MRFM di IBM: Microscopio a Risonanza Magnetica su scala nanometrica

MRFM di IBM: Microscopio a Risonanza Magnetica su scala nanometrica

I Ricercatori IBM, in collaborazione col Center for Probing the Nanoscale della Stanford University, hanno dimostrato l’Imaging di Risonanza Magnetica (MRI) con risoluzioni volumetriche 100 milioni di volte più fini rispetto all’Imaging di Risonanza Magnetica convenzionale.

Questo risultato, pubblicato su Proceedings of the National Academy of Sciences (PNAS), segna un significativo passo avanti negli strumenti di biologia molecolare e nanotecnologia, offrendo la possibilità di studiare strutture complesse tridimensionali su scala nanometrica.

Estendendo la MRI a questa risoluzione fine, gli scienziati hanno creato un microscopio che, grazie ad ulteriori sviluppi, può essere sufficientemente potente da rilevare la struttura e le interazioni di proteine, spianando la strada alla realizzazione di nuovi farmaci personalizzati. Questi risultati hanno un forte impatto nello studio delle strutture – siano esse proteine o circuiti integrati – per le quali si renda necessaria una conoscenza dettagliata della struttura atomica.

“Questa tecnologia serve a rivoluzionare il modo in cui trattiamo virus, batteri, proteine, ed altri elementi biologici,” ha detto Mark Dean, vice presidente di IBM Research.

Questa scoperta è stata resa possibile grazie a una tecnica denominata “magnetic resonance force microscopy” (MRFMMicroscopio a Risonanza Magnetica), che consente di rilevare forze magnetiche infinitesime. In aggiunta  all’alta risoluzione, la tecnica di imaging presenta ulteriori vantaggi: è chimicamente specifica, può “vedere” sotto le superfici e, al contrario del microscopio elettronico, non è distruttiva nei riguardi dei materiali biologici sensibili.

Per più d’una decade, gli scienziati IBM hanno realizzato progressi pionieristici nella MRFM. Adesso, il team IBM ha aumentato incredibilmente la sensibilità della MRFM, combinandola con una tecnica avanzatissima di ricostruzione immagini 3D. Ciò ha permesso loro di dimostrare, per la prima volta, la MRI su scala nanometrica delle strutture biologiche.
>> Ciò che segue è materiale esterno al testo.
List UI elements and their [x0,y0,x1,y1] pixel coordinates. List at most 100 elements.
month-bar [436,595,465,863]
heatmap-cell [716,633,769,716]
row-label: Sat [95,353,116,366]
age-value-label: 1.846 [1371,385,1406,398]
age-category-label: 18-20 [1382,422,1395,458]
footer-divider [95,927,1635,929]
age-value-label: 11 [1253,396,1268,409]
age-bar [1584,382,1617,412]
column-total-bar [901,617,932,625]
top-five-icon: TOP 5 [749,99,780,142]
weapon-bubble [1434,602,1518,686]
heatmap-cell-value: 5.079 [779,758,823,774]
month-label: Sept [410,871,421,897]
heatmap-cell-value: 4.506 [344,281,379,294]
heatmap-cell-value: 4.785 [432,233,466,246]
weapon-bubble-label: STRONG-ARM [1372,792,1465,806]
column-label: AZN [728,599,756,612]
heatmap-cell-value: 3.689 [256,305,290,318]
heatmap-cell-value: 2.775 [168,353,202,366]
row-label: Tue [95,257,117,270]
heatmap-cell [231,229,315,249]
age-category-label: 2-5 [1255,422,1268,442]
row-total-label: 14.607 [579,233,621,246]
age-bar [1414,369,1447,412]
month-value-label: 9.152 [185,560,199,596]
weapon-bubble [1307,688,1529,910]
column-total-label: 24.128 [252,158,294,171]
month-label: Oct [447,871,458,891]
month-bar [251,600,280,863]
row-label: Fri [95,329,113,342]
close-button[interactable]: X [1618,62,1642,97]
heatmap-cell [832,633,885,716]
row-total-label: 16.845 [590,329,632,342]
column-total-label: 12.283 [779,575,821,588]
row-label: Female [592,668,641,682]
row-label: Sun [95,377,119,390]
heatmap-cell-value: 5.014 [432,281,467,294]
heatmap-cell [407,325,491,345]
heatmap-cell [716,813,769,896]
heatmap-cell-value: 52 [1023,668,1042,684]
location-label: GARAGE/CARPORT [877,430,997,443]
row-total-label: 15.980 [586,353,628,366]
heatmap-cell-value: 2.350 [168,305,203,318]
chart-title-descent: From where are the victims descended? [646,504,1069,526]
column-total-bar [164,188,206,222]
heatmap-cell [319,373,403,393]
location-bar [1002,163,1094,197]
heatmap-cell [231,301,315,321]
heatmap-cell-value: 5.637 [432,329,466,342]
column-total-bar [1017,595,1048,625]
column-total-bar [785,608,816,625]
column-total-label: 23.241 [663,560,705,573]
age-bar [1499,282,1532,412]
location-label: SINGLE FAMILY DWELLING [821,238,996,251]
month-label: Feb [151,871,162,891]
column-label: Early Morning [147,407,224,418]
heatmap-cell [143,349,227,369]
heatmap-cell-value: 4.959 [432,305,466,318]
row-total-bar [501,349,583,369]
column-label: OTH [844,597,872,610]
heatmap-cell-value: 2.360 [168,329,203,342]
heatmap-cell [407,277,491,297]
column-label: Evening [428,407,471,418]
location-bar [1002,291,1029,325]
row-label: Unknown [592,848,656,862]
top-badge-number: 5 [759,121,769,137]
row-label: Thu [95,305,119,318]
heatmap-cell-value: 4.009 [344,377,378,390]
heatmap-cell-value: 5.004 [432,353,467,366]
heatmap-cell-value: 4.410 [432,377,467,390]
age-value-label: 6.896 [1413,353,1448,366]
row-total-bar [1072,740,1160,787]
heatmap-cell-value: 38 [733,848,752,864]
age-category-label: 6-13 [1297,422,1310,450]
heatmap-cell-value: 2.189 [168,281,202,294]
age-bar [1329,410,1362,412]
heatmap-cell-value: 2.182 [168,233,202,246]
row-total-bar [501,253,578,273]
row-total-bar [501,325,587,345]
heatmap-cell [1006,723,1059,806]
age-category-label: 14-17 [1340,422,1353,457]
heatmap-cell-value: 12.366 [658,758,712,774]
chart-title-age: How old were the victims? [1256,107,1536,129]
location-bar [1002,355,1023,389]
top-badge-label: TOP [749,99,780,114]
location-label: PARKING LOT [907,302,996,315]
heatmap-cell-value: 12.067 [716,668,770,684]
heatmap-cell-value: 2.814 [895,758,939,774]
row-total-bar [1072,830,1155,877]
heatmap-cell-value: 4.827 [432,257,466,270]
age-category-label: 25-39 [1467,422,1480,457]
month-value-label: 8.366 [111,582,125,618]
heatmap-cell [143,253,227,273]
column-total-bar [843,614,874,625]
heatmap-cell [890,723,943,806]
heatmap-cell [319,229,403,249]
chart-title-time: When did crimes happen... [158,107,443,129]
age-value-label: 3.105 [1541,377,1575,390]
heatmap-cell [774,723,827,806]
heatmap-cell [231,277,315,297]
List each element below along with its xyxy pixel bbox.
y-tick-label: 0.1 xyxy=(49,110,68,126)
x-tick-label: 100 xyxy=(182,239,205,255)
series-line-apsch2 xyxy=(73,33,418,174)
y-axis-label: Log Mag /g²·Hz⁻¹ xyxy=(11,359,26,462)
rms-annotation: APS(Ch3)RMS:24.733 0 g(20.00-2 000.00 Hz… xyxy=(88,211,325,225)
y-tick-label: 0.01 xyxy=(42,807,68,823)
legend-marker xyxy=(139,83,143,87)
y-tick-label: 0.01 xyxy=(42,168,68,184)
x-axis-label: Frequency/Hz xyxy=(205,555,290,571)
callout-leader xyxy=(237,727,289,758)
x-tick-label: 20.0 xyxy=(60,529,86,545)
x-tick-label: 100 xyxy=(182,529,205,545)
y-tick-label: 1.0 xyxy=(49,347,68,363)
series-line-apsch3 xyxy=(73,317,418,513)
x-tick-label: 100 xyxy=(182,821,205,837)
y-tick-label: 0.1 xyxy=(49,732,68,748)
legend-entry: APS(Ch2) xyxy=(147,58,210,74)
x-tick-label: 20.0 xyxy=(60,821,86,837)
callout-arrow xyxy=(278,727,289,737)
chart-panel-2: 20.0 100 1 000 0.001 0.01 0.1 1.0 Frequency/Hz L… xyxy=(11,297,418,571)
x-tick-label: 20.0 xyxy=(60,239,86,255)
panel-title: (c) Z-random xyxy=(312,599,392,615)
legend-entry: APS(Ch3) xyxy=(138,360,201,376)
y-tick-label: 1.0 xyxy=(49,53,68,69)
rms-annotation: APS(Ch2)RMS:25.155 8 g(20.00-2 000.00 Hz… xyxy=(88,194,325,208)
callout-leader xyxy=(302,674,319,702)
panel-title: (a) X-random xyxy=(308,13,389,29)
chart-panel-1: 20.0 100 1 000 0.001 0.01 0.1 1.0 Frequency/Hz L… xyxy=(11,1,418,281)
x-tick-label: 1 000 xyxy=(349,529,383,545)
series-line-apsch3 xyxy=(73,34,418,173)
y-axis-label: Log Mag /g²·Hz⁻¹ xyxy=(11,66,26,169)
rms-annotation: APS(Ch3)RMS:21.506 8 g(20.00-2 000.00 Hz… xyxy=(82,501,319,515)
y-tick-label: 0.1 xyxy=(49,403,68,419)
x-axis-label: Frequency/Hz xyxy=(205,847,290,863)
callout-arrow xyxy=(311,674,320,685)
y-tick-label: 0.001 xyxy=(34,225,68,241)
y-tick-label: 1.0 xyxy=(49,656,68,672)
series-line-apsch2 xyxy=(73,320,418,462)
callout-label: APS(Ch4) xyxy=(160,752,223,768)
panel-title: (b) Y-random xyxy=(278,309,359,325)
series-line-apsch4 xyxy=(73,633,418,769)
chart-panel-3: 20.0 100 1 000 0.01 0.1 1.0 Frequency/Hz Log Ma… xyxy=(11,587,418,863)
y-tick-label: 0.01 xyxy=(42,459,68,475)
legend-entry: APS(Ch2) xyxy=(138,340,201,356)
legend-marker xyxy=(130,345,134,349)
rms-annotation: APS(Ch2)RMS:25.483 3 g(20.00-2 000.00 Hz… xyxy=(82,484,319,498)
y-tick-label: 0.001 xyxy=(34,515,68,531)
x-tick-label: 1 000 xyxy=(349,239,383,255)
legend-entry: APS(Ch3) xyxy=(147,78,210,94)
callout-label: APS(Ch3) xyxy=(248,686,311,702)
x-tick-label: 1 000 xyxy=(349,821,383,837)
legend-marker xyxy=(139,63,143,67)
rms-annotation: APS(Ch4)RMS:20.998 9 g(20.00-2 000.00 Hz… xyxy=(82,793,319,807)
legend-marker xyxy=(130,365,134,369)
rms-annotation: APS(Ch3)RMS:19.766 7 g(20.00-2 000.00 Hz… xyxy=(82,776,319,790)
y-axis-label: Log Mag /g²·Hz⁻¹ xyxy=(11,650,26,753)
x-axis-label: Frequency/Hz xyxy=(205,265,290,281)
La tecnica è stata applicata ad un campione di virus satellite del mosaico del tabacco  e ha permesso di ottenere una risoluzione di 4 nm. (Un nanometro equivale a un miliardesimo di metro; un virus satellite del mosaico del tabacco è lungo 18 nm.)

“MRI è molto conosciuta come potente strumento diagnostico per l’imaging medico, ma la sua possibilità d’impiego in microscopia è sempre stata molto limitata” ha detto Dan Rugar, manager degli studi su scala nanometrica, IBM Research. “Il nostro obbiettivo è quello di utilizzare la nano MRI per ottenere immagini dirette della struttura interna di singole molecole proteiche e complessi molecolari, che rappresentano la chiave per capire le funzioni biologiche.”

Il nuovo strumento non funziona come uno scanner MRI convenzionale, che utilizza gradienti e bobine di imaging. I ricercatori utilizzano la MRFM per rilevare forze magnetiche infinitesime, con il campione posizionato su un cantilever per microscopio (un piccolissimo frammento di silicio a forma di trampolino). L’interferometria laser segue il movimento del cantilever, che vibra leggermente quando gli spin magnetici degli atomi di idrogeno del campione interagiscono con una vicina punta magnetica. La punta nanometrica viene scansionata nelle tre dimensioni e le vibrazioni del cantilever vengono analizzate per creare un’immagine tridimensionale.

IBM Research ha già al suo attivo un passato molto prolifico nello sviluppo di microscopi scientifici per l’imaging su scala nanometrica. I ricercatori IBM Gerd Binnig e Heinrich Rohrer ricevettero nel 1986 il Nobel per la Fisica per la loro invenzione del microscopio a scansione a effetto tunnel, in grado di rappresentare singoli atomi su superfici di conduttori elettrici.

Inoltre, già a partire dagli anni ’50, IBM ha dedicato i suoi sforzi per migliorare la Sanità attraverso numerose collaborazioni scientifiche con aziende esperte nel settore.